Socialism is no laughing matter
David Horowitz discusses Martin Amis' new book, "Koba the Dread: Laughter and the Twenty Million" and laments the "destructive romance of the intellectuals." A must read column. Excerpt:
Deutscher, Lenin, Trotsky and Marx all staked their claims on the belief that socialism would produce abundance and freedom. A terrible history has shown us irrefutably that it doesn’t. Socialism is really a theory of economic theft and what it produces is poverty. Socialist systems are unable to even keep pace with the technological development necessary to sustain a modern economy. Moreover, they are fundamentally incompatible with human liberty.None of these four revolutionaries still admired by the left had a clue about the critical importance of private property in making political liberty possible. Equally telling, none of them understood the necessity of a capitalist economy to technological progress or to economic well-being. In the last half of the 20th Century, vast masses of humanity -- hundreds of millions in fact -- were lifted out of subsistence poverty in those countries that protected and supported private property and free markets. This liberation of poor people into lives of relative dignity and modest luxury by capitalist economics represents a revolution unprecedented in the 5,000-year history of human societies.






















2 Comments
I have just read Koba the Dread in one evening! It's a very enjoyable, if odd, and stimulating book. One caveat, however: American readers who, a la Horowitz, expect to see Communism denounced for its economic illiberalism will be disappointed. Amis primarily criticizes Communism for its civic and political oppressions. As a good European leftist, unalligned politically except for a loose tendency to vote for Labor, he is set apart from the economic liberalism that constitutes such an important part of American conservatism.

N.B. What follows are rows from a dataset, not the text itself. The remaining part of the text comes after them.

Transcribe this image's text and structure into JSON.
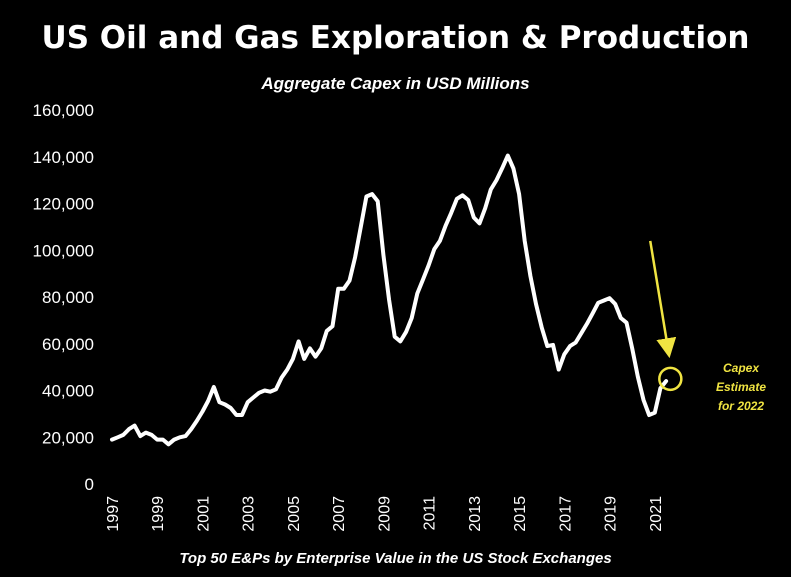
{
  "chart_data": {
    "type": "line",
    "title": "US Oil and Gas Exploration & Production",
    "subtitle": "Aggregate Capex in USD Millions",
    "footer": "Top 50 E&Ps by Enterprise Value in the US Stock Exchanges",
    "ylim": [
      0,
      160000
    ],
    "y_ticks": [
      0,
      20000,
      40000,
      60000,
      80000,
      100000,
      120000,
      140000,
      160000
    ],
    "y_tick_labels": [
      "0",
      "20,000",
      "40,000",
      "60,000",
      "80,000",
      "100,000",
      "120,000",
      "140,000",
      "160,000"
    ],
    "xlim": [
      1997,
      2023
    ],
    "x_ticks": [
      1997,
      1999,
      2001,
      2003,
      2005,
      2007,
      2009,
      2011,
      2013,
      2015,
      2017,
      2019,
      2021
    ],
    "x_tick_labels": [
      "1997",
      "1999",
      "2001",
      "2003",
      "2005",
      "2007",
      "2009",
      "2011",
      "2013",
      "2015",
      "2017",
      "2019",
      "2021"
    ],
    "grid": false,
    "series": [
      {
        "color": "#ffffff",
        "x": [
          1997.0,
          1997.25,
          1997.5,
          1997.75,
          1998.0,
          1998.25,
          1998.5,
          1998.75,
          1999.0,
          1999.25,
          1999.5,
          1999.75,
          2000.0,
          2000.25,
          2000.5,
          2000.75,
          2001.0,
          2001.25,
          2001.5,
          2001.75,
          2002.0,
          2002.25,
          2002.5,
          2002.75,
          2003.0,
          2003.25,
          2003.5,
          2003.75,
          2004.0,
          2004.25,
          2004.5,
          2004.75,
          2005.0,
          2005.25,
          2005.5,
          2005.75,
          2006.0,
          2006.25,
          2006.5,
          2006.75,
          2007.0,
          2007.25,
          2007.5,
          2007.75,
          2008.0,
          2008.25,
          2008.5,
          2008.75,
          2009.0,
          2009.25,
          2009.5,
          2009.75,
          2010.0,
          2010.25,
          2010.5,
          2010.75,
          2011.0,
          2011.25,
          2011.5,
          2011.75,
          2012.0,
          2012.25,
          2012.5,
          2012.75,
          2013.0,
          2013.25,
          2013.5,
          2013.75,
          2014.0,
          2014.25,
          2014.5,
          2014.75,
          2015.0,
          2015.25,
          2015.5,
          2015.75,
          2016.0,
          2016.25,
          2016.5,
          2016.75,
          2017.0,
          2017.25,
          2017.5,
          2017.75,
          2018.0,
          2018.25,
          2018.5,
          2018.75,
          2019.0,
          2019.25,
          2019.5,
          2019.75,
          2020.0,
          2020.25,
          2020.5,
          2020.75,
          2021.0,
          2021.25,
          2021.5
        ],
        "values": [
          19000,
          20000,
          21000,
          23500,
          25000,
          20500,
          22000,
          21000,
          19000,
          19000,
          17000,
          19000,
          20000,
          20500,
          23500,
          27000,
          31000,
          35500,
          41500,
          35000,
          34000,
          32500,
          29500,
          29500,
          35000,
          37000,
          39000,
          40000,
          39500,
          40500,
          45500,
          49000,
          53500,
          61000,
          53500,
          58000,
          54500,
          58000,
          65500,
          67500,
          83500,
          83500,
          87000,
          97000,
          110000,
          123000,
          124000,
          121000,
          98000,
          79000,
          63000,
          61000,
          65000,
          71000,
          81500,
          87500,
          93500,
          100500,
          104000,
          110500,
          116000,
          122000,
          123500,
          121500,
          114000,
          111500,
          118000,
          126000,
          130000,
          135000,
          140500,
          135000,
          124000,
          104000,
          89000,
          77000,
          67000,
          59000,
          59500,
          49000,
          55500,
          59000,
          60500,
          64500,
          68500,
          73000,
          77500,
          78500,
          79500,
          77000,
          71000,
          69000,
          58000,
          46000,
          36000,
          29500,
          30500,
          41000,
          44000
        ]
      }
    ],
    "annotation": {
      "text_lines": [
        "Capex",
        "Estimate",
        "for 2022"
      ],
      "circle_x": 2021.6,
      "circle_value": 45000,
      "arrow_from_x": 2020.8,
      "arrow_from_value": 104000,
      "arrow_to_x": 2021.6,
      "arrow_to_value": 57000,
      "color": "#f0e442"
    }
  }
}
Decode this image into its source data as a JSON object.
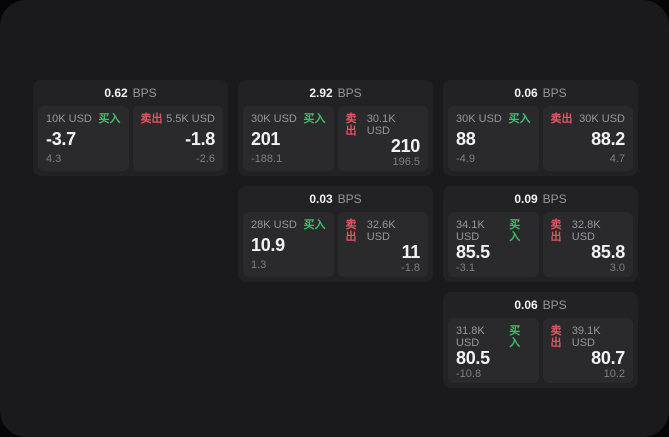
{
  "labels": {
    "bps_unit": "BPS",
    "buy": "买入",
    "sell": "卖出"
  },
  "colors": {
    "buy_green": "#3fbf6f",
    "sell_red": "#e05662",
    "panel_bg": "#1a1a1c",
    "card_bg": "#222224",
    "tile_bg": "#2a2a2c"
  },
  "cards": [
    {
      "bps": "0.62",
      "buy": {
        "notional": "10K USD",
        "price": "-3.7",
        "sub": "4.3"
      },
      "sell": {
        "notional": "5.5K USD",
        "price": "-1.8",
        "sub": "-2.6"
      }
    },
    {
      "bps": "2.92",
      "buy": {
        "notional": "30K USD",
        "price": "201",
        "sub": "-188.1"
      },
      "sell": {
        "notional": "30.1K USD",
        "price": "210",
        "sub": "196.5"
      }
    },
    {
      "bps": "0.06",
      "buy": {
        "notional": "30K USD",
        "price": "88",
        "sub": "-4.9"
      },
      "sell": {
        "notional": "30K USD",
        "price": "88.2",
        "sub": "4.7"
      }
    },
    {
      "bps": "0.03",
      "buy": {
        "notional": "28K USD",
        "price": "10.9",
        "sub": "1.3"
      },
      "sell": {
        "notional": "32.6K USD",
        "price": "11",
        "sub": "-1.8"
      }
    },
    {
      "bps": "0.09",
      "buy": {
        "notional": "34.1K USD",
        "price": "85.5",
        "sub": "-3.1"
      },
      "sell": {
        "notional": "32.8K USD",
        "price": "85.8",
        "sub": "3.0"
      }
    },
    {
      "bps": "0.06",
      "buy": {
        "notional": "31.8K USD",
        "price": "80.5",
        "sub": "-10.8"
      },
      "sell": {
        "notional": "39.1K USD",
        "price": "80.7",
        "sub": "10.2"
      }
    }
  ]
}
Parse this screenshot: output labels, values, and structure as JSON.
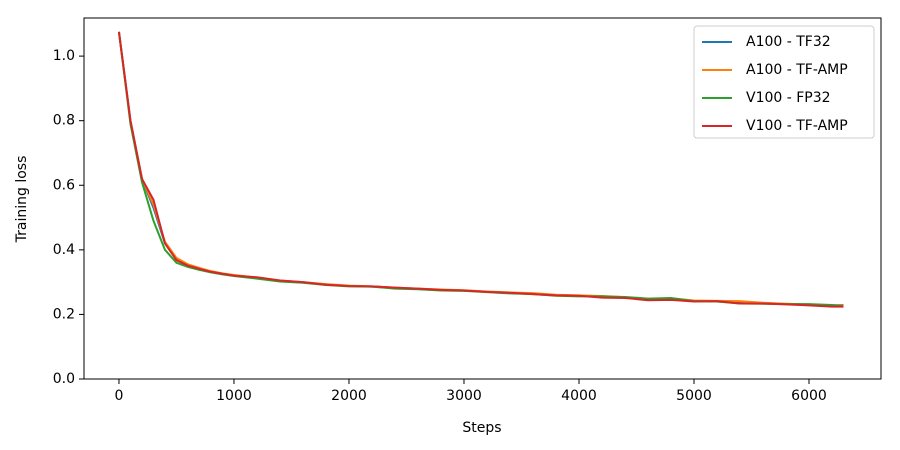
{
  "chart_data": {
    "type": "line",
    "x_label": "Steps",
    "y_label": "Training loss",
    "x": [
      0,
      100,
      200,
      300,
      400,
      500,
      600,
      700,
      800,
      900,
      1000,
      1200,
      1400,
      1600,
      1800,
      2000,
      2200,
      2400,
      2600,
      2800,
      3000,
      3200,
      3400,
      3600,
      3800,
      4000,
      4200,
      4400,
      4600,
      4800,
      5000,
      5200,
      5400,
      5600,
      5800,
      6000,
      6200,
      6300
    ],
    "series": [
      {
        "name": "A100 - TF32",
        "color": "#1f77b4",
        "values": [
          1.075,
          0.8,
          0.62,
          0.53,
          0.42,
          0.37,
          0.352,
          0.342,
          0.333,
          0.326,
          0.321,
          0.312,
          0.304,
          0.299,
          0.293,
          0.288,
          0.286,
          0.282,
          0.279,
          0.276,
          0.274,
          0.27,
          0.267,
          0.264,
          0.26,
          0.258,
          0.255,
          0.252,
          0.248,
          0.247,
          0.242,
          0.24,
          0.237,
          0.235,
          0.232,
          0.23,
          0.228,
          0.229
        ]
      },
      {
        "name": "A100 - TF-AMP",
        "color": "#ff7f0e",
        "values": [
          1.075,
          0.8,
          0.62,
          0.54,
          0.425,
          0.375,
          0.355,
          0.344,
          0.334,
          0.327,
          0.322,
          0.314,
          0.305,
          0.3,
          0.294,
          0.289,
          0.287,
          0.283,
          0.28,
          0.277,
          0.275,
          0.271,
          0.268,
          0.266,
          0.261,
          0.259,
          0.257,
          0.253,
          0.248,
          0.25,
          0.243,
          0.242,
          0.241,
          0.236,
          0.233,
          0.231,
          0.228,
          0.228
        ]
      },
      {
        "name": "V100 - FP32",
        "color": "#2ca02c",
        "values": [
          1.075,
          0.79,
          0.61,
          0.49,
          0.4,
          0.36,
          0.347,
          0.338,
          0.33,
          0.324,
          0.319,
          0.311,
          0.302,
          0.298,
          0.291,
          0.287,
          0.286,
          0.28,
          0.278,
          0.274,
          0.273,
          0.269,
          0.265,
          0.263,
          0.258,
          0.256,
          0.256,
          0.254,
          0.249,
          0.251,
          0.241,
          0.24,
          0.234,
          0.233,
          0.232,
          0.232,
          0.229,
          0.225
        ]
      },
      {
        "name": "V100 - TF-AMP",
        "color": "#d62728",
        "values": [
          1.075,
          0.8,
          0.62,
          0.555,
          0.42,
          0.368,
          0.351,
          0.341,
          0.332,
          0.326,
          0.32,
          0.315,
          0.305,
          0.3,
          0.292,
          0.288,
          0.287,
          0.283,
          0.28,
          0.276,
          0.274,
          0.27,
          0.267,
          0.263,
          0.259,
          0.258,
          0.252,
          0.251,
          0.244,
          0.245,
          0.24,
          0.241,
          0.234,
          0.234,
          0.231,
          0.228,
          0.224,
          0.224
        ]
      }
    ],
    "xlim": [
      -304,
      6626
    ],
    "ylim": [
      0,
      1.118
    ],
    "xticks": [
      0,
      1000,
      2000,
      3000,
      4000,
      5000,
      6000
    ],
    "yticks": [
      {
        "value": 0,
        "label": "0.0"
      },
      {
        "value": 0.2,
        "label": "0.2"
      },
      {
        "value": 0.4,
        "label": "0.4"
      },
      {
        "value": 0.6,
        "label": "0.6"
      },
      {
        "value": 0.8,
        "label": "0.8"
      },
      {
        "value": 1.0,
        "label": "1.0"
      }
    ],
    "legend": "upper right"
  }
}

On the contrarcy, Amis--in so far as he thinks about these things at all--probably favors a good deal of government management of the economy.

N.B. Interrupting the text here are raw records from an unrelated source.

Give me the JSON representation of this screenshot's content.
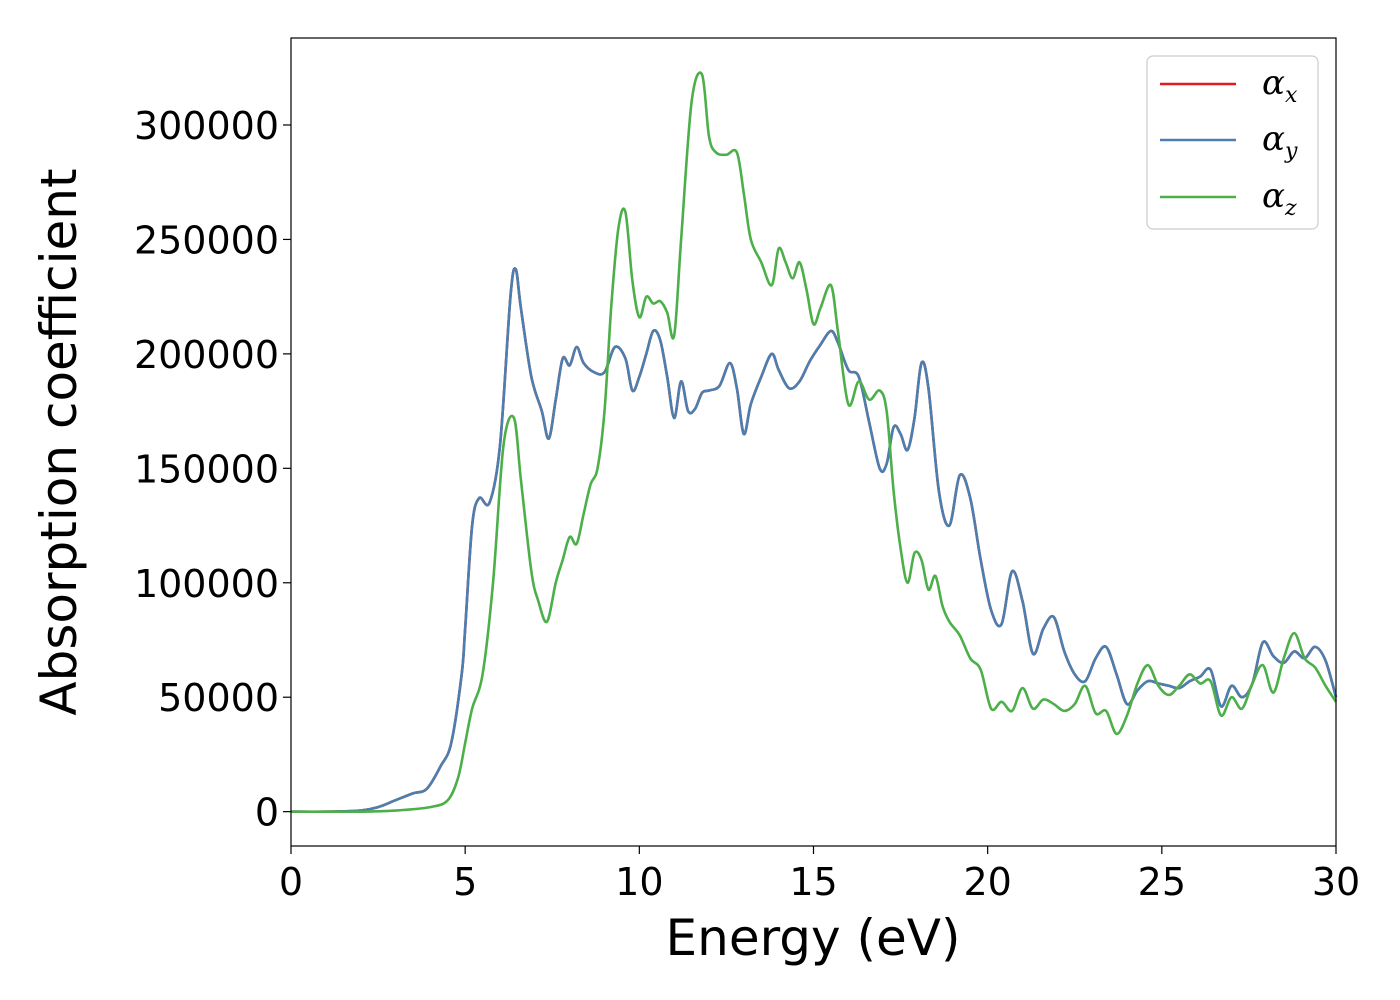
{
  "chart_data": {
    "type": "line",
    "title": "",
    "xlabel": "Energy (eV)",
    "ylabel": "Absorption coefficient",
    "xlim": [
      0,
      30
    ],
    "ylim": [
      -15000,
      338000
    ],
    "xticks": [
      0,
      5,
      10,
      15,
      20,
      25,
      30
    ],
    "xtick_labels": [
      "0",
      "5",
      "10",
      "15",
      "20",
      "25",
      "30"
    ],
    "yticks": [
      0,
      50000,
      100000,
      150000,
      200000,
      250000,
      300000
    ],
    "ytick_labels": [
      "0",
      "50000",
      "100000",
      "150000",
      "200000",
      "250000",
      "300000"
    ],
    "grid": false,
    "legend_position": "top-right",
    "series": [
      {
        "name": "αx",
        "legend_symbol": "α",
        "legend_sub": "x",
        "color": "#e41a1c",
        "x": [
          0,
          1,
          2,
          2.5,
          3,
          3.5,
          3.9,
          4.3,
          4.6,
          4.9,
          5.0,
          5.2,
          5.4,
          5.7,
          6.0,
          6.3,
          6.45,
          6.6,
          6.9,
          7.2,
          7.4,
          7.6,
          7.8,
          8.0,
          8.2,
          8.4,
          8.7,
          9.0,
          9.3,
          9.6,
          9.8,
          10.0,
          10.2,
          10.4,
          10.6,
          10.8,
          11.0,
          11.2,
          11.4,
          11.6,
          11.8,
          12.0,
          12.3,
          12.6,
          12.8,
          13.0,
          13.2,
          13.5,
          13.8,
          14.0,
          14.3,
          14.6,
          14.9,
          15.2,
          15.5,
          15.7,
          16.0,
          16.3,
          16.6,
          16.9,
          17.1,
          17.3,
          17.5,
          17.7,
          17.9,
          18.1,
          18.3,
          18.6,
          18.9,
          19.2,
          19.5,
          19.8,
          20.1,
          20.4,
          20.7,
          21.0,
          21.3,
          21.6,
          21.9,
          22.2,
          22.5,
          22.8,
          23.1,
          23.4,
          23.7,
          24.0,
          24.3,
          24.6,
          24.9,
          25.2,
          25.5,
          25.8,
          26.1,
          26.4,
          26.7,
          27.0,
          27.3,
          27.6,
          27.9,
          28.2,
          28.5,
          28.8,
          29.1,
          29.4,
          29.7,
          30.0
        ],
        "y": [
          0,
          0,
          500,
          2000,
          5000,
          8000,
          10000,
          20000,
          30000,
          60000,
          80000,
          125000,
          137000,
          135000,
          160000,
          225000,
          237000,
          220000,
          190000,
          175000,
          163000,
          180000,
          198000,
          195000,
          203000,
          196000,
          192000,
          192000,
          203000,
          198000,
          184000,
          190000,
          200000,
          210000,
          206000,
          190000,
          172000,
          188000,
          175000,
          176000,
          183000,
          184000,
          186000,
          196000,
          185000,
          165000,
          178000,
          190000,
          200000,
          193000,
          185000,
          188000,
          197000,
          204000,
          210000,
          205000,
          193000,
          190000,
          170000,
          150000,
          152000,
          168000,
          165000,
          158000,
          172000,
          196000,
          185000,
          140000,
          125000,
          147000,
          137000,
          110000,
          88000,
          82000,
          105000,
          92000,
          69000,
          80000,
          85000,
          70000,
          60000,
          57000,
          67000,
          72000,
          60000,
          47000,
          53000,
          57000,
          56000,
          55000,
          54000,
          57000,
          59000,
          62000,
          46000,
          55000,
          50000,
          56000,
          74000,
          68000,
          65000,
          70000,
          67000,
          72000,
          66000,
          50000
        ]
      },
      {
        "name": "αy",
        "legend_symbol": "α",
        "legend_sub": "y",
        "color": "#4a7fb0",
        "x": [
          0,
          1,
          2,
          2.5,
          3,
          3.5,
          3.9,
          4.3,
          4.6,
          4.9,
          5.0,
          5.2,
          5.4,
          5.7,
          6.0,
          6.3,
          6.45,
          6.6,
          6.9,
          7.2,
          7.4,
          7.6,
          7.8,
          8.0,
          8.2,
          8.4,
          8.7,
          9.0,
          9.3,
          9.6,
          9.8,
          10.0,
          10.2,
          10.4,
          10.6,
          10.8,
          11.0,
          11.2,
          11.4,
          11.6,
          11.8,
          12.0,
          12.3,
          12.6,
          12.8,
          13.0,
          13.2,
          13.5,
          13.8,
          14.0,
          14.3,
          14.6,
          14.9,
          15.2,
          15.5,
          15.7,
          16.0,
          16.3,
          16.6,
          16.9,
          17.1,
          17.3,
          17.5,
          17.7,
          17.9,
          18.1,
          18.3,
          18.6,
          18.9,
          19.2,
          19.5,
          19.8,
          20.1,
          20.4,
          20.7,
          21.0,
          21.3,
          21.6,
          21.9,
          22.2,
          22.5,
          22.8,
          23.1,
          23.4,
          23.7,
          24.0,
          24.3,
          24.6,
          24.9,
          25.2,
          25.5,
          25.8,
          26.1,
          26.4,
          26.7,
          27.0,
          27.3,
          27.6,
          27.9,
          28.2,
          28.5,
          28.8,
          29.1,
          29.4,
          29.7,
          30.0
        ],
        "y": [
          0,
          0,
          500,
          2000,
          5000,
          8000,
          10000,
          20000,
          30000,
          60000,
          80000,
          125000,
          137000,
          135000,
          160000,
          225000,
          237000,
          220000,
          190000,
          175000,
          163000,
          180000,
          198000,
          195000,
          203000,
          196000,
          192000,
          192000,
          203000,
          198000,
          184000,
          190000,
          200000,
          210000,
          206000,
          190000,
          172000,
          188000,
          175000,
          176000,
          183000,
          184000,
          186000,
          196000,
          185000,
          165000,
          178000,
          190000,
          200000,
          193000,
          185000,
          188000,
          197000,
          204000,
          210000,
          205000,
          193000,
          190000,
          170000,
          150000,
          152000,
          168000,
          165000,
          158000,
          172000,
          196000,
          185000,
          140000,
          125000,
          147000,
          137000,
          110000,
          88000,
          82000,
          105000,
          92000,
          69000,
          80000,
          85000,
          70000,
          60000,
          57000,
          67000,
          72000,
          60000,
          47000,
          53000,
          57000,
          56000,
          55000,
          54000,
          57000,
          59000,
          62000,
          46000,
          55000,
          50000,
          56000,
          74000,
          68000,
          65000,
          70000,
          67000,
          72000,
          66000,
          50000
        ]
      },
      {
        "name": "αz",
        "legend_symbol": "α",
        "legend_sub": "z",
        "color": "#4daf4a",
        "x": [
          0,
          1,
          2,
          3,
          4,
          4.5,
          4.8,
          5.0,
          5.2,
          5.5,
          5.8,
          6.1,
          6.4,
          6.6,
          6.9,
          7.1,
          7.35,
          7.6,
          7.8,
          8.0,
          8.2,
          8.4,
          8.6,
          8.8,
          9.0,
          9.2,
          9.4,
          9.6,
          9.8,
          10.0,
          10.2,
          10.4,
          10.6,
          10.8,
          11.0,
          11.2,
          11.5,
          11.8,
          12.0,
          12.2,
          12.5,
          12.8,
          13.0,
          13.2,
          13.5,
          13.8,
          14.0,
          14.2,
          14.4,
          14.6,
          14.8,
          15.0,
          15.2,
          15.5,
          15.7,
          16.0,
          16.3,
          16.6,
          16.9,
          17.1,
          17.3,
          17.5,
          17.7,
          17.9,
          18.1,
          18.3,
          18.5,
          18.7,
          18.9,
          19.2,
          19.5,
          19.8,
          20.1,
          20.4,
          20.7,
          21.0,
          21.3,
          21.6,
          21.9,
          22.2,
          22.5,
          22.8,
          23.1,
          23.4,
          23.7,
          24.0,
          24.3,
          24.6,
          24.9,
          25.2,
          25.5,
          25.8,
          26.1,
          26.4,
          26.7,
          27.0,
          27.3,
          27.6,
          27.9,
          28.2,
          28.5,
          28.8,
          29.1,
          29.4,
          29.7,
          30.0
        ],
        "y": [
          0,
          0,
          0,
          500,
          2000,
          5000,
          15000,
          30000,
          45000,
          60000,
          100000,
          160000,
          172000,
          145000,
          105000,
          92000,
          83000,
          100000,
          110000,
          120000,
          117000,
          130000,
          143000,
          150000,
          175000,
          222000,
          255000,
          262000,
          232000,
          216000,
          225000,
          222000,
          223000,
          218000,
          208000,
          250000,
          310000,
          322000,
          295000,
          288000,
          287000,
          288000,
          270000,
          250000,
          240000,
          230000,
          246000,
          240000,
          233000,
          240000,
          228000,
          213000,
          220000,
          230000,
          210000,
          178000,
          188000,
          180000,
          184000,
          175000,
          140000,
          115000,
          100000,
          113000,
          110000,
          97000,
          103000,
          90000,
          83000,
          77000,
          67000,
          62000,
          45000,
          48000,
          44000,
          54000,
          45000,
          49000,
          47000,
          44000,
          47000,
          55000,
          43000,
          44000,
          34000,
          42000,
          56000,
          64000,
          55000,
          51000,
          55000,
          60000,
          56000,
          57000,
          42000,
          50000,
          45000,
          56000,
          64000,
          52000,
          67000,
          78000,
          67000,
          63000,
          55000,
          48000
        ]
      }
    ]
  }
}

I have one suggestion for you guys, the best way to understand socialism is to actually read lennin's and marx's works. the idea was wonderful and workable. the problem was that it went into hands of several idiots who misunderstood it. and crushed the sistem. reading somebodies book is not the way to understand it, neither right is comparing socialism to capitalism. "liberation of poor people" ? -you are wrong. it is not a right term. liberation of people to defeat the poverty was the main idea. unfortunately the poor were only people who really wanted it and liberated.